- Native name: 所司和晴
- Born: October 23, 1961 (age 64)
- Hometown: Kōtō

Career
- Achieved professional status: June 27, 1985 (aged 23)
- Badge number: 172
- Rank: 8-dan
- Retired: May 2026 (aged 64)
- Teacher: Hirokichi Hirano (7-dan)
- Career record: 405–585 (.409)
- Notable students: Ayumu Matsuo; Akira Watanabe; Atsushi Miyata; Naohiro Ishida; Kentarō Ishii; Seiya Kondō; Takahiro Ōhashi; Kaori Uekawa; Manaka Inagawa; Mio Watanabe; Maho Isotani;

Websites
- JSA profile page

= Kazuharu Shoshi =

Japanese shogi and xiangqi player (born 1961)

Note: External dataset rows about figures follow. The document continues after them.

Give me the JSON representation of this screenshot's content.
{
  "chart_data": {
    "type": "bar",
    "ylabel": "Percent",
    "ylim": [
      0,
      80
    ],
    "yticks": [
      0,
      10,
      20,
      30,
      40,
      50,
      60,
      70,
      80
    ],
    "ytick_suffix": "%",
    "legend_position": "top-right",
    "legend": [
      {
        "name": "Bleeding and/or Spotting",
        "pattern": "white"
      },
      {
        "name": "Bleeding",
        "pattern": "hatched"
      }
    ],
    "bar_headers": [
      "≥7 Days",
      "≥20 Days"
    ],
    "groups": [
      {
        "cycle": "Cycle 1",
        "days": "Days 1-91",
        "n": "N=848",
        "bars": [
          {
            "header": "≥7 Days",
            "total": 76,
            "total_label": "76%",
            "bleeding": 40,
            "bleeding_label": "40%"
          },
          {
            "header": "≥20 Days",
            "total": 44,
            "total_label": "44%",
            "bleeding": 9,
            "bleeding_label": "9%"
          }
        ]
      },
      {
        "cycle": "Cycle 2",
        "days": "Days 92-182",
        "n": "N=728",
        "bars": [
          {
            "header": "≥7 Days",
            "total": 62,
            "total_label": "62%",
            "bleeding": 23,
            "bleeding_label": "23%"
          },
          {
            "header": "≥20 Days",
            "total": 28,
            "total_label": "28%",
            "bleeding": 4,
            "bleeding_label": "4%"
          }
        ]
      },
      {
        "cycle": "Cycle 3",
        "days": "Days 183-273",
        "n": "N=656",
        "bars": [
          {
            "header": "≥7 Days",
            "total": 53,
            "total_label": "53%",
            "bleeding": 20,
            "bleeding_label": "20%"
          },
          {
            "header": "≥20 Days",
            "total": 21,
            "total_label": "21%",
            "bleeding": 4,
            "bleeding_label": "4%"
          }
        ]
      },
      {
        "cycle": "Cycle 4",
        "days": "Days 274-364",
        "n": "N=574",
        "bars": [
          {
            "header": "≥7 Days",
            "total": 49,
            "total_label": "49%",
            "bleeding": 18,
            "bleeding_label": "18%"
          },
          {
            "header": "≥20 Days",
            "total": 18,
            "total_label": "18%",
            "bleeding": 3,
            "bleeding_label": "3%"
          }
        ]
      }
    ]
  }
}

Kazuharu Shoshi (所司 和晴, Shoshi Kazuharu) is a retired Japanese professional shogi player who achieved the rank of 8-dan.

==Shogi professional==
On April 1, 2026, the announced Shoshi had met the conditions for mandatory retirement for "Free Class" players and his retirement would become official upon completion of his final scheduled game of the 2026–2027 shogi season. Shoshi's retirement became official upon losing to Akira Shima on May 13, 2026, in a 39th Ryūō Group 6 game. He finished his career with a record of 405 wins and 585 losses for a winning percentage of 0.409.

===Promotion history===
The promotion history for Shoshi is as follows:
- 5-kyū: 1978
- 1-dan: 1980
- 4-dan: June 27, 1985
- 5-dan: April 1, 1987
- 6-dan: October 29, 1992
- 7-dan: April 27, 2005
- 8-dan: April 1, 2026
- Retired: May 13, 2026

===Awards and honors===
Shoshi received the Japan Shogi Association's "25 Years Service Award" in 2010 for being an active professional for 25 years.

===Publications===
Shoshi has written several books on shogi, including a standard manual on shogi handicap opening theory.
- Shoshi, Kazuharu (2000). "Koma Ochi Jōseki"

==Xiangqi==
Shoshi also plays xiangqi representing Japan in world tournaments and won the first prize in 1999, 2003, 2007, and 2015 in the non-Chinese/Vietnamese category. He holds the rank of Federation Master.